The Church has acknowledged another way of seeking sanctification in the hour-to-hour of one’s ordinary day-to-day life. She has done this by recognizing the special founding grace given in 1928 to St. Josemaría Escrivá, whose feast day we celebrate today. Although required to pray the Liturgy of the Hours as a priest, it does not seem that St. Josemaría named his new group—Opus Dei—from the ancient practice of the Church. Nonetheless, the similitude is evident. Saint Josemaría desired everyone—priests, celibate men and women, married couples—to participate in the Work, as St. Josemaría affectionately called his vision. As contemplatives in the middle of the world, they would sanctify their work by offering it to God. Members of the Work were to seek eternity in the midst of time. He once wrote:
I assure you, my sons and daughters, that when a Christian carries out with love the most insignificant everyday action, that action overflows with the transcendence of God. That is why I have told you repeatedly, and hammered away once and again on the idea that the Christian vocation consists of making heroic verse out of the prose of each day. Heaven and earth seem to merge, my sons and daughters, on the horizon. But where they really meet is in your hearts, when you sanctify your everyday lives. (Conversations 116)
With a holy prescience, St. Josemaría called the laity to the heights of their Christian vocation and founded a group that would support them in their mission. As the Second Vatican Council would only articulate years later, the laity are situated in secular professions so as to “work for the sanctification of the world from within as a leaven” (Lumen Gentium 31). Nothing is merely temporal: everything has eternal significance. “In a laboratory, in the operating room of a hospital, in the barracks, in the university department, in the factory, in the workshop, in the fields, in the family home, and in all the immense panorama of work,” St. Josemaría said, “God awaits us each day.” There is no separation in a Christian’s life between faith and work. Work must be the moment of sanctification for one’s self and one’s colleagues.
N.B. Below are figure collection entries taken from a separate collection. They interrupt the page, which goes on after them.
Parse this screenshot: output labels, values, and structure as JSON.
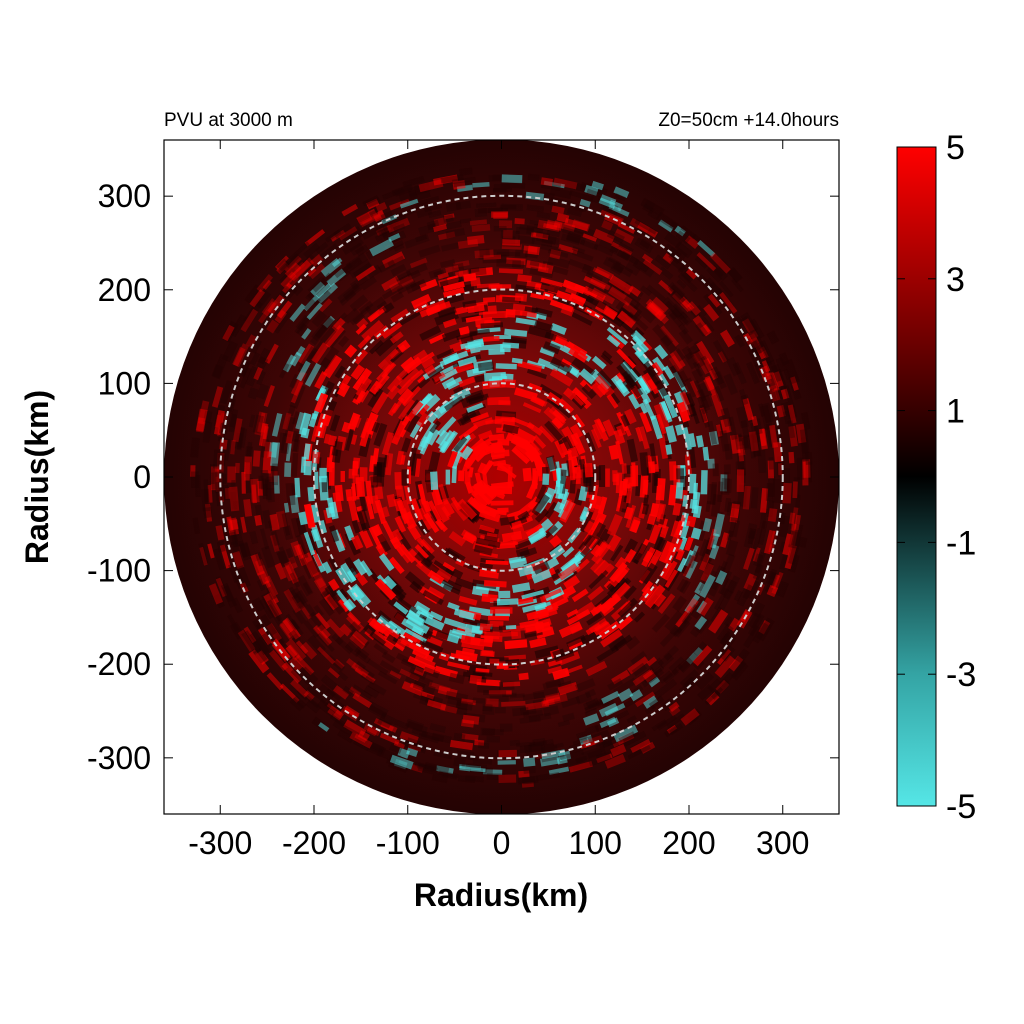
{
  "chart_data": {
    "type": "heatmap",
    "title_left": "PVU at  3000 m",
    "title_right": "Z0=50cm  +14.0hours",
    "xlabel": "Radius(km)",
    "ylabel": "Radius(km)",
    "xlim": [
      -360,
      360
    ],
    "ylim": [
      -360,
      360
    ],
    "x_ticks": [
      -300,
      -200,
      -100,
      0,
      100,
      200,
      300
    ],
    "y_ticks": [
      300,
      200,
      100,
      0,
      -100,
      -200,
      -300
    ],
    "domain_radius_km": 360,
    "reference_circles_km": [
      100,
      200,
      300
    ],
    "colorbar": {
      "min": -5,
      "max": 5,
      "ticks": [
        5,
        3,
        1,
        -1,
        -3,
        -5
      ],
      "colors": {
        "max": "#ff0000",
        "zero": "#000000",
        "min": "#55e6e6"
      }
    },
    "field_description": "Potential vorticity (PVU) with strong positive core near the center and spiral bands of alternating positive and negative values out to ~300 km"
  },
  "colors": {
    "positive": "#ff0000",
    "negative": "#55e6e6",
    "background_field": "#3a0505",
    "reference_circle": "#cccccc"
  }
}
Before infusing the temporal sphere with the light and grace of God through work, however, St. Josemaría offered two essential helps: prayer and sacrifice. “Action is worth nothing without prayer: prayer grows in value with sacrifice” (The Way 81). Sanctified work comes from a contemplative soul, one who speaks daily with Jesus in silent prayer. From this loving union of friendship with the crucified One, loving sacrifices then abound: “That joke, that witty remark held on the tip of your tongue; the cheerful smile for those who annoy you … this, with perseverance, is indeed solid interior mortification” (The Way 173).
Transformed by prayer and sacrifice, the Christian is markedly different than everyone else. His or her life becomes a shining light to those dwelling in darkness. For the Christian, every moment in time becomes an encounter with God, a sanctifying event. Mysteriously and beautifully, by grace we are made full participants in the opus Dei: the sanctification of every person and of time itself.